In designing and handling mechanical structures, one commonly encounters situations in which the measurement of high frequency vibrations plays an important role. Such high frequency measurements are valuable especially in the area of structural health monitoring. While fiber Bragg gratings (FBGs) have been well studied and understood for quasi-static strain and temperature measurements, their use for high frequency, dynamic measurements were impeded by sampling frequency limited optical spectrum analyzer components. Multiple intensity modulation-based methods have allowed high frequency interrogation of FBGs. The use of intensity modulation for the interrogation of FBGs involves the use of an optical filter that can adjust the intensity of incoming light based on the wavelength of the light. For example, some have designed a high rate FBG interrogator through the use of a fiber Fabry-Perot tunable filter. The filter uniquely converted wavelengths into a fixed level of intensity. Others have used an asymmetric FBG as an optical filter that preceded a single photodetector. The method was used to demonstrate measurement of signals up to 50 kHz. Another intensity based FBG interrogation method uses an arrayed waveguide grating (AWG). The AWG, which consists of an array of narrow-band optical filters, allow dense multiplexing of FBGs (theoretically up to 128 FBGs). Another method makes use of an extremely narrow band laser source and a regular FBG for the dynamic detection of high frequency events. By tuning the laser source at the spectral full width at half maximum (FWHM) of a highly apodized FBG, any wavelength shifts of the FBG will be translated to intensity fluctuations in the reflected spectrum. Such system demonstrated the measurement of ultrasonic vibrations. Others have performed high frequency FBG interrogation using a similarly narrow band laser source. The above methods are suitable for use in structural health monitoring, and are gaining popularity for use in cases where dynamic signals can point to structural damage. High frequency FBG interrogation methods utilizing similar principles as in the above were used to analyze the effects of impact on various structures, as well as for monitoring of structural changes over time (e.g. delamination).

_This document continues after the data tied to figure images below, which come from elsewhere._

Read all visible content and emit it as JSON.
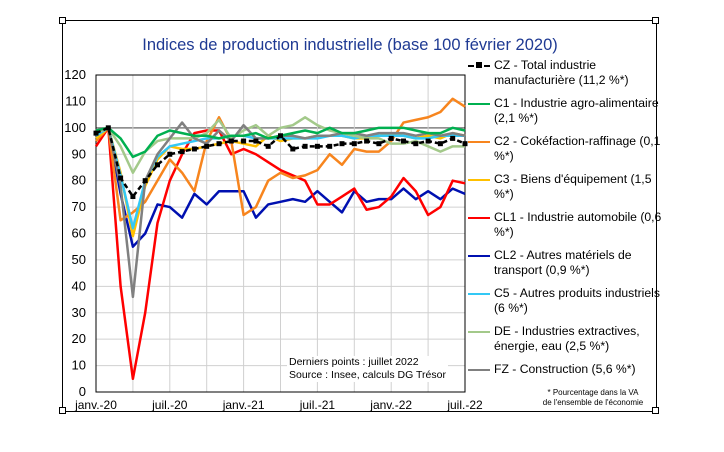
{
  "chart_data": {
    "type": "line",
    "title": "Indices de production industrielle (base 100 février 2020)",
    "x": [
      "2020-01",
      "2020-02",
      "2020-03",
      "2020-04",
      "2020-05",
      "2020-06",
      "2020-07",
      "2020-08",
      "2020-09",
      "2020-10",
      "2020-11",
      "2020-12",
      "2021-01",
      "2021-02",
      "2021-03",
      "2021-04",
      "2021-05",
      "2021-06",
      "2021-07",
      "2021-08",
      "2021-09",
      "2021-10",
      "2021-11",
      "2021-12",
      "2022-01",
      "2022-02",
      "2022-03",
      "2022-04",
      "2022-05",
      "2022-06",
      "2022-07"
    ],
    "x_tick_labels": [
      "janv.-20",
      "juil.-20",
      "janv.-21",
      "juil.-21",
      "janv.-22",
      "juil.-22"
    ],
    "y_ticks": [
      0,
      10,
      20,
      30,
      40,
      50,
      60,
      70,
      80,
      90,
      100,
      110,
      120
    ],
    "ylim": [
      0,
      120
    ],
    "grid": true,
    "legend_position": "right",
    "series": [
      {
        "name": "CZ - Total industrie manufacturière (11,2 %*)",
        "color": "#000000",
        "style": "dashed-markers",
        "values": [
          98,
          100,
          81,
          74,
          80,
          86,
          90,
          91,
          92,
          93,
          94,
          95,
          95,
          95,
          93,
          97,
          92,
          93,
          93,
          93,
          94,
          94,
          95,
          94,
          96,
          95,
          94,
          95,
          94,
          96,
          94
        ]
      },
      {
        "name": "C1 - Industrie agro-alimentaire (2,1 %*)",
        "color": "#00b050",
        "values": [
          99,
          100,
          96,
          89,
          91,
          97,
          99,
          98,
          97,
          97,
          96,
          97,
          97,
          98,
          96,
          97,
          98,
          99,
          98,
          100,
          98,
          98,
          99,
          100,
          100,
          100,
          99,
          98,
          98,
          100,
          99
        ]
      },
      {
        "name": "C2 - Cokéfaction-raffinage (0,1 %*)",
        "color": "#f7851e",
        "values": [
          95,
          100,
          65,
          68,
          72,
          80,
          88,
          83,
          76,
          95,
          104,
          95,
          67,
          70,
          80,
          83,
          81,
          82,
          84,
          90,
          86,
          92,
          91,
          91,
          95,
          102,
          103,
          104,
          106,
          111,
          108
        ]
      },
      {
        "name": "C3 - Biens d'équipement (1,5 %*)",
        "color": "#ffc000",
        "values": [
          96,
          100,
          83,
          59,
          78,
          88,
          93,
          92,
          92,
          93,
          94,
          95,
          94,
          93,
          97,
          95,
          96,
          96,
          97,
          97,
          97,
          96,
          96,
          97,
          98,
          97,
          96,
          97,
          96,
          98,
          97
        ]
      },
      {
        "name": "CL1 - Industrie automobile (0,6 %*)",
        "color": "#ff0000",
        "values": [
          93,
          100,
          40,
          5,
          30,
          64,
          80,
          90,
          98,
          99,
          99,
          90,
          92,
          90,
          87,
          84,
          82,
          80,
          71,
          71,
          74,
          77,
          69,
          70,
          74,
          81,
          76,
          67,
          70,
          80,
          79
        ]
      },
      {
        "name": "CL2 - Autres matériels de transport (0,9 %*)",
        "color": "#0010b0",
        "values": [
          96,
          100,
          75,
          55,
          60,
          71,
          70,
          66,
          75,
          71,
          76,
          76,
          76,
          66,
          71,
          72,
          73,
          72,
          76,
          72,
          68,
          76,
          72,
          73,
          73,
          77,
          73,
          76,
          73,
          77,
          75
        ]
      },
      {
        "name": "C5 - Autres produits industriels (6 %*)",
        "color": "#33c8f5",
        "values": [
          97,
          100,
          82,
          62,
          80,
          89,
          93,
          94,
          95,
          96,
          96,
          97,
          97,
          96,
          96,
          96,
          96,
          96,
          96,
          97,
          97,
          96,
          97,
          97,
          97,
          97,
          96,
          96,
          97,
          97,
          97
        ]
      },
      {
        "name": "DE - Industries extractives, énergie, eau (2,5 %*)",
        "color": "#a3c98a",
        "values": [
          98,
          100,
          93,
          83,
          91,
          95,
          96,
          96,
          96,
          98,
          103,
          96,
          99,
          101,
          97,
          100,
          101,
          104,
          101,
          99,
          98,
          97,
          96,
          96,
          94,
          94,
          95,
          93,
          91,
          93,
          93
        ]
      },
      {
        "name": "FZ - Construction (5,6 %*)",
        "color": "#808080",
        "values": [
          99,
          100,
          78,
          36,
          80,
          90,
          96,
          102,
          96,
          94,
          99,
          95,
          101,
          96,
          96,
          97,
          97,
          96,
          97,
          97,
          98,
          98,
          97,
          98,
          98,
          98,
          97,
          98,
          97,
          98,
          97
        ]
      }
    ],
    "annotation": [
      "Derniers points : juillet 2022",
      "Source : Insee, calculs DG Trésor"
    ],
    "footnote": [
      "* Pourcentage dans la VA",
      "de l'ensemble de l'économie"
    ]
  }
}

The intensity modulation methods described above require the use of special filters or laser sources. A separate class of such methods exists in which regular FBGs can be used as the filter, thus potentially driving down costs and simplifying the system. For instance, some have proposed similar set ups in which the signals of a sensing FBG could be measured without the use of additional filtering or interrogation techniques. In such methods, the reflection spectrum of two wavelength matched FBGs are compared by a photodiode. The more overlap there is between the center wavelengths of the two FBGs correlate, the higher the amount of power received by the photodiode. If the FBGs are placed adjacent to each other at close proximity, the effects of thermally induced strain can be minimized. These wavelength-matched methods utilize dual FBGs per sensor to free the user from the cost and sampling frequency related limitations of specialized components, such as scanning optical filters, but may need additional equipment for multiplexing (e.g. switches).
In the following dynamic FBG interrogation system and method, a wavelength matched set up using regular FBGs is described that is also able to measure dynamic signals such as acoustic vibrations. The dynamic FBG interrogation system and method utilizes the transmission spectrum of one FBG and the reflection spectrum of the other. The benefit of this approach is the inclusion of fewer optical couplers, which can be a source of optical power loss in other systems, and as will be seen can thus increase the sensing range of the system.